Hulce’s research could help accelerate the rate at which Hittinger’s technique results in new commercial products, but it’s also a good example of the way in which a single university technology can potentially have an impact on multiple industries.
Indeed, Hittinger’s hybrid yeasts are bringing researchers closer to cracking the code of cellulosic biofuels. A study published in early 2017 details how Hittinger and his team created vigorous yeast hybrids that exhibited improvements in stress tolerance, sugar consumption, and biofuel yield — all traits of interest to the biofuels industry.
To find the right combination of traits, the team first studied a diverse collection of wild yeast strains and then tested them to see which ones grew the best under conditions used for making biofuels.

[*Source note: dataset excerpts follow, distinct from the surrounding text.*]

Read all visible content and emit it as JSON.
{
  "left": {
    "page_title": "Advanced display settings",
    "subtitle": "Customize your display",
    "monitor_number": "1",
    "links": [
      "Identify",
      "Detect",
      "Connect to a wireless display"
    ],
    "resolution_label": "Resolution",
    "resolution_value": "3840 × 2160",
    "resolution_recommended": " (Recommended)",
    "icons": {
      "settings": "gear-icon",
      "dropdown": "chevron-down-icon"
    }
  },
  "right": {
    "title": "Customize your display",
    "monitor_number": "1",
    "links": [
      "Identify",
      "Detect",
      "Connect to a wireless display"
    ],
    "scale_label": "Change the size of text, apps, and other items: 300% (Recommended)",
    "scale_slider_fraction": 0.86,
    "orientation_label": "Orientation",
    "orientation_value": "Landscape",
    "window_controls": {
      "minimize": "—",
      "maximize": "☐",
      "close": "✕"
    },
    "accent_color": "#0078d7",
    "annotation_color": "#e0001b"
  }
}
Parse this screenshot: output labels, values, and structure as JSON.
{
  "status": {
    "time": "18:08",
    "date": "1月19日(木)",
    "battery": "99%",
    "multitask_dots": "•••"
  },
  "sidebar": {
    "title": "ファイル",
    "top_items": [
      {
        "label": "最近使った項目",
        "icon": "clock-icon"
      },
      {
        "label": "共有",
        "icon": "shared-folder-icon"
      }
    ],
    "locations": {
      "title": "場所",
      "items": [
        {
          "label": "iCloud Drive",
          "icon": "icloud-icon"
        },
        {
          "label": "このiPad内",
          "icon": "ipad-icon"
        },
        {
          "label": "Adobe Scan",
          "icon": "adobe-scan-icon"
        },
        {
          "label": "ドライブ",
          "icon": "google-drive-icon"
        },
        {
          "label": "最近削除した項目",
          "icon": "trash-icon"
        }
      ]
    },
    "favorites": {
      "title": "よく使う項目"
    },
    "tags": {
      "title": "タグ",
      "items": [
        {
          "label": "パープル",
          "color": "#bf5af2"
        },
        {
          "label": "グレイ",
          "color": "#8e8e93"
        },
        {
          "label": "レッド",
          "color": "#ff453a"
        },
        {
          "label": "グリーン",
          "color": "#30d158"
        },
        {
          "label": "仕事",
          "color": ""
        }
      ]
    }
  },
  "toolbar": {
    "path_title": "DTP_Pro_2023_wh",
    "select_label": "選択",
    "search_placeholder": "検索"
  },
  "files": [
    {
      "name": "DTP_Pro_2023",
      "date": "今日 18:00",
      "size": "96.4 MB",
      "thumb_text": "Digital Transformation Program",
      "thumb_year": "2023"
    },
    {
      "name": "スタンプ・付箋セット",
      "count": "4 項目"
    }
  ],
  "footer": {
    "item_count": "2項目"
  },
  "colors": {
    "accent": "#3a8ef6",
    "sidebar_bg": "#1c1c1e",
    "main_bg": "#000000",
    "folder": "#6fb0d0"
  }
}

Once they had identified the top four strains, they crossed each of the wild strains with two industrial strains of engineered Saccharomyces cerevisae.
To determine whether the newly generated hybrids could be improved by an accelerated version of natural selection called “adaptive evolution,” the scientists then exposed six hearty hybrids to harsh industrial conditions, requiring them to retain tolerance to toxins and ethanol, and forcing them toward starvation if they did not consume xylose, a difficult-to-ferment plant sugar.
The hybrids grew, multiplied, and, most importantly, mutated, a sign they were not just surviving but also adapting to their harsh conditions. Hittinger’s team now believes that by combining hybridization and adaptive evolution, they can zero in on the genetic code associated with desired traits.
“With even more generations and different starting points, we hope to know even more about which yeast adaptations will benefit biofuels,” says Hittinger. “With this research, we can take what we now know about yeast hybridization and diversity and apply it directly to the challenges facing us all.”